In June 2016, Clinton talked his way onto Attorney General Loretta Lynch’s plane to say “hello.” Lynch seemed to have places to go. She told the IG that she thought she would quickly greet Clinton and then be done with it.

But he lingered, as he tends to, and Lynch let him. Suddenly, Clinton was sitting down on the plane, settling in for a long chat.

“He picked up my tote bags and moved them, and then he sat down,” she said. “So he sat down, and my husband and I were still standing in front of him having the discussion.”

In other words, he persisted.

Lynch indicated to the IG that she was getting a little bored with Clinton and gently tried to end the conversation. But only gently … this was Bill Clinton, after all.

“I remember at that point saying, well, you know, thank you very much kind of thing, and he sort of continued chatting …” she said.

All the while, she told the IG, she wasn’t happy the conversation was happening. Republicans would later say it had the appearance of a conflict of interest, that Clinton was mounting a charm offensive on Lynch in an attempt to influence the ongoing investigation into Hillary Clinton’s use of a private email server when she was secretary of state.

“She said that she became increasingly concerned as the meeting ‘went on and on,'” the report said. “Lynch said that when she thought about it later that evening and discussed it with her staff about in the context of the case, she concluded ‘that it was just too long a conversation to have had.'”

Lynch’s staff was even more worried. Her senior counselor know the “optics were not great.” Her deputy chief of staff was “shocked” at Bill Clinton’s visit. Another staff worried that pictures would be taken.

But still, they hemmed and hawed. Lynch’s senior counselor finally decided to try to end the meeting.

She was stopped by security, and she told security the meeting “was not a good idea,” the IG report said. The security person said, “Why don’t you tell her yourself?”

The senior counselor walked in, and Lynch introduced her to Bill Clinton. The counselor hoped that would be enough to end the meeting.

But it wasn’t. And when she had the chance to be rude and break it up, she buckled under the weight of Clinton’s celebrity status.

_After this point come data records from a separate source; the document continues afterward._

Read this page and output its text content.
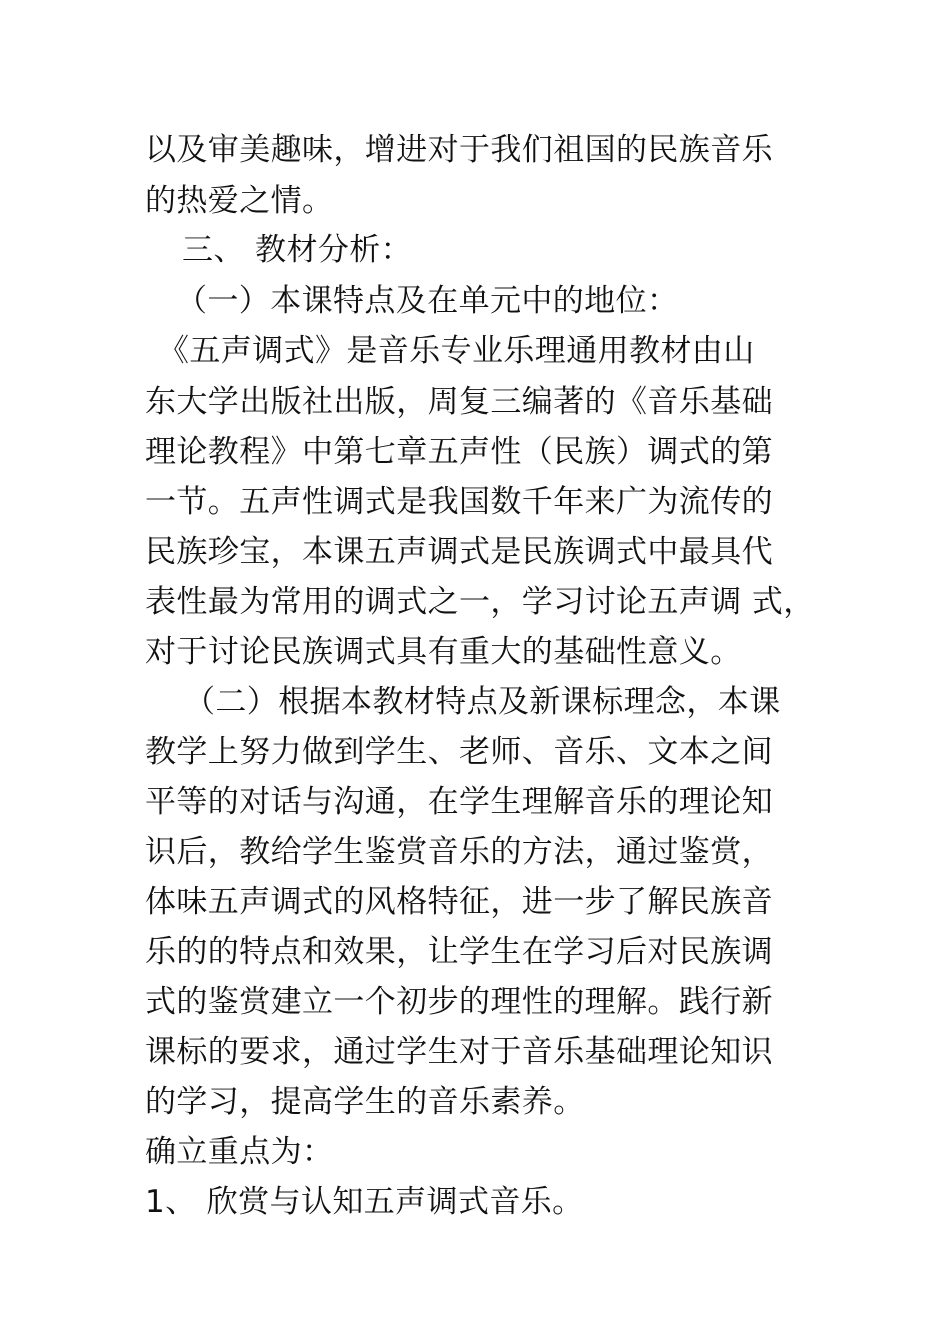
以及审美趣味，增进对于我们祖国的民族音乐
的热爱之情。
三、 教材分析：
（一）本课特点及在单元中的地位：
《五声调式》是音乐专业乐理通用教材由山
东大学出版社出版，周复三编著的《音乐基础
理论教程》中第七章五声性（民族）调式的第
一节。五声性调式是我国数千年来广为流传的
民族珍宝，本课五声调式是民族调式中最具代
表性最为常用的调式之一，学习讨论五声调 式，
对于讨论民族调式具有重大的基础性意义。
（二）根据本教材特点及新课标理念，本课
教学上努力做到学生、老师、音乐、文本之间
平等的对话与沟通，在学生理解音乐的理论知
识后，教给学生鉴赏音乐的方法，通过鉴赏，
体味五声调式的风格特征，进一步了解民族音
乐的的特点和效果，让学生在学习后对民族调
式的鉴赏建立一个初步的理性的理解。践行新
课标的要求，通过学生对于音乐基础理论知识
的学习，提高学生的音乐素养。
确立重点为：
1、 欣赏与认知五声调式音乐。
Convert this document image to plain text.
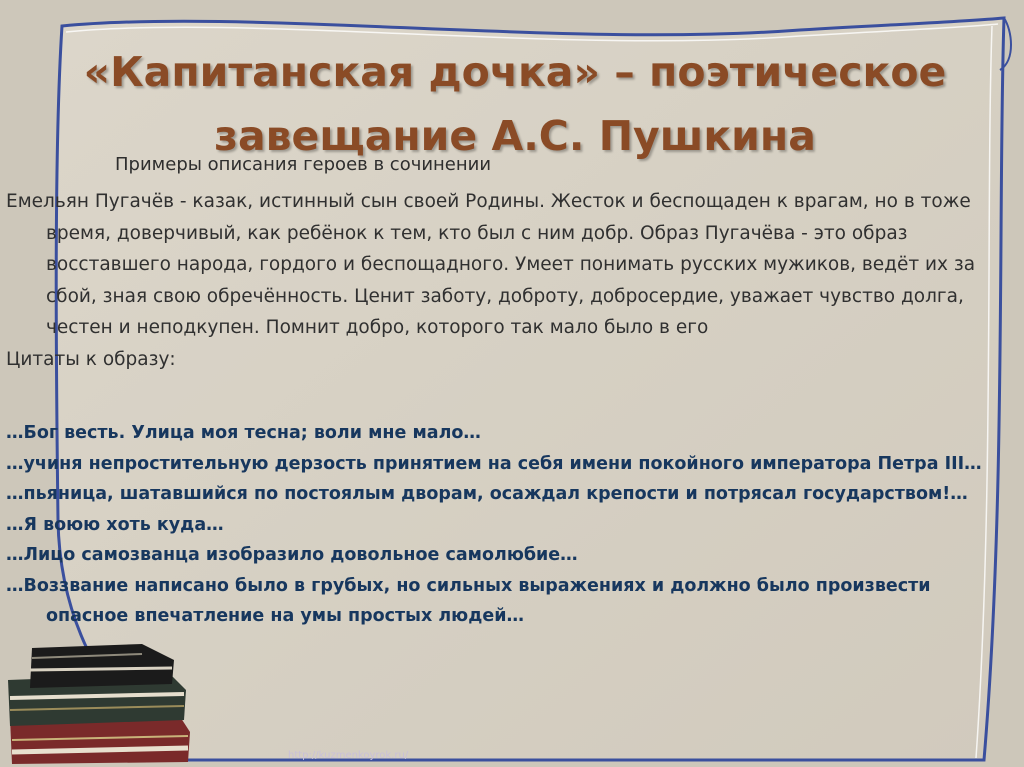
«Капитанская дочка» – поэтическое
завещание А.С. Пушкина
Примеры описания героев в сочинении

Емельян Пугачёв - казак, истинный сын своей Родины. Жесток и беспощаден к врагам, но в тоже время, доверчивый, как ребёнок к тем, кто был с ним добр. Образ Пугачёва - это образ восставшего народа, гордого и беспощадного. Умеет понимать русских мужиков, ведёт их за сбой, зная свою обречённость. Ценит заботу, доброту, добросердие, уважает чувство долга, честен и неподкупен. Помнит добро, которого так мало было в его

Цитаты к образу:

…Бог весть. Улица моя тесна; воли мне мало…

…учиня непростительную дерзость принятием на себя имени покойного императора Петра III…

…пьяница, шатавшийся по постоялым дворам, осаждал крепости и потрясал государством!…

…Я воюю хоть куда…

…Лицо самозванца изобразило довольное самолюбие…

…Воззвание написано было в грубых, но сильных выражениях и должно было произвести опасное впечатление на умы простых людей…

http://kuzmenkoyrok.ru/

“So then … I kind of didn’t know what to do because … it was a little bit unusual to be in a room with … a former president and say … you need to leave …” she said, according to the IG report. “So … I think I stared at them for a little bit longer, and then went back to where [the head of Lynch’s security detail] was standing.”

She went back to try again and, this time, Lynch took the hint, and finally told Clinton, “We do have to go.”

But Clinton kept filibustering. Lynch said she repeated again that she had to go, “and then he kept talking about something else.”

Both knew immediately the meeting was a mistake.

“I kind of looked at her and … I think I said … something like that was not great, or … something like that,” the counselor said. “And she’s like, ‘Yeah.'”

Just 102 weeks ago, Bill Clinton was the man no Democrat could tell “no,” even when all the adults in the room knew they should.

Today, Bill Clinton only seems to be able to get attention for pitching his new novel and when he kicks the MeToo movement in the head by saying things like, the times have changed when it comes to “what you can do to somebody against their will.”

Even the title of Bill Clinton’s book is forgettable, until you realize how perfectly it sums up his situation: The President is Missing.